High blood sugar and insulin resistance are also risk factors for breast cancer and metastasis. Diets with high glycemic load (heavy in foods that cause a rapid jump in blood sugar, such as processed foods made with refined starches, potatoes and sweets) appear to increase the risk of breast cancer even in women who are not overweight, in part through higher levels of insulin. This means women should avoid a high glycemic load diet. However, it also means avoiding individual meals or snacks that cause spikes in circulating blood sugar and insulin. Regular exercise also appears to lower breast cancer risk, in part by inducing beneficial changes in insulin levels and insulin-related pathways.

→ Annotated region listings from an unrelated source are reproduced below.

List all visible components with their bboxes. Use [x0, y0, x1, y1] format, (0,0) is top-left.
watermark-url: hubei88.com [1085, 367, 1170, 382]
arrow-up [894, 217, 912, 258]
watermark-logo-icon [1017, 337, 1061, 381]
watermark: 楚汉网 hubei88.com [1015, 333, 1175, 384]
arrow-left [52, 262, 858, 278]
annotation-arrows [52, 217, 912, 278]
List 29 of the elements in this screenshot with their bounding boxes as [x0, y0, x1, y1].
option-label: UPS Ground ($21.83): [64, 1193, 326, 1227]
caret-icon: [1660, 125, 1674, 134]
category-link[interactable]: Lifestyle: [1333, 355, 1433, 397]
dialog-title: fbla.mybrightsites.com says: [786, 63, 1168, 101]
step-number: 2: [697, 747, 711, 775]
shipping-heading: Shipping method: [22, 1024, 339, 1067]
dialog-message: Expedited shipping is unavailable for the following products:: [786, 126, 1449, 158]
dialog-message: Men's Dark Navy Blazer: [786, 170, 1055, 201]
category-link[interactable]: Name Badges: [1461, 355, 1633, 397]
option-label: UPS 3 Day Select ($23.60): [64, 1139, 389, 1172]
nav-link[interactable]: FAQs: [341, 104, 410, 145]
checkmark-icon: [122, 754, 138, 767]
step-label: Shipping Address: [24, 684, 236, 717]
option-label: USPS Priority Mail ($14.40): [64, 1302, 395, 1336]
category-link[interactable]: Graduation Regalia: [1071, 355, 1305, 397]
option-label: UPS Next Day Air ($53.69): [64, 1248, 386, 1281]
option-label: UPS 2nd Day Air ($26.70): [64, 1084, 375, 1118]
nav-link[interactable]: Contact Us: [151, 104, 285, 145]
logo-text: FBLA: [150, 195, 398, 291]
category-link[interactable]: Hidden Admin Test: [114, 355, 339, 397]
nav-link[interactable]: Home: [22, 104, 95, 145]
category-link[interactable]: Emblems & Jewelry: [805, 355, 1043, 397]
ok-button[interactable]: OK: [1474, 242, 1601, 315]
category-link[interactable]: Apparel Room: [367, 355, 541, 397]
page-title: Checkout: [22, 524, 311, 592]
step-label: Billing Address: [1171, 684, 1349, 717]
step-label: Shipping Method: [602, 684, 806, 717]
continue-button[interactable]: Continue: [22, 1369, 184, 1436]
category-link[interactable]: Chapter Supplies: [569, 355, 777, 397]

Latest research finds link between insulin level and prognosis

The prospective study referenced at the beginning of this news story was designed to investigate the hypothesis that impaired glucose metabolism could influence survival even among those without type 2 diabetes. The study included 286 non-diabetic women with breast cancer (37 of whom had stage IV disease) in which fasting blood glucose, HbA1c levels, insulin, and insulin resistance were assessed at diagnosis. The study also included 143 healthy controls matched for age, blood lipid levels, and body mass index (BMI). The average fasting blood glucose level was higher among the breast cancer patients (99 mg/dL) than the healthy controls (85 mg/dL). The median circulating insulin level was also higher among the women with breast cancer (10.0 vs. 6.8 IU/mL), as was insulin resistance. However, HbA1c level was not significantly elevated in the breast cancer patients compared to the controls.

Analysis of the relationships between blood glucose, insulin levels, and insulin resistance and disease stage demonstrated that insulin had the best specificity (92%) and sensitivity (41%). Insulin was found to be a negative prognostic marker of progression-free survival even when adjusting for other prognostic factors such as menopausal status, disease stage, hormone receptor status, HER2 expression, and proliferation (Ki-67). The authors conclude that measuring insulin levels could provide prognostic information in breast cancer patients. The results also suggest that lifestyle and/or pharmacological interventions that target glucose metabolism have the potential to improve the outcomes of selected breast cancer patients.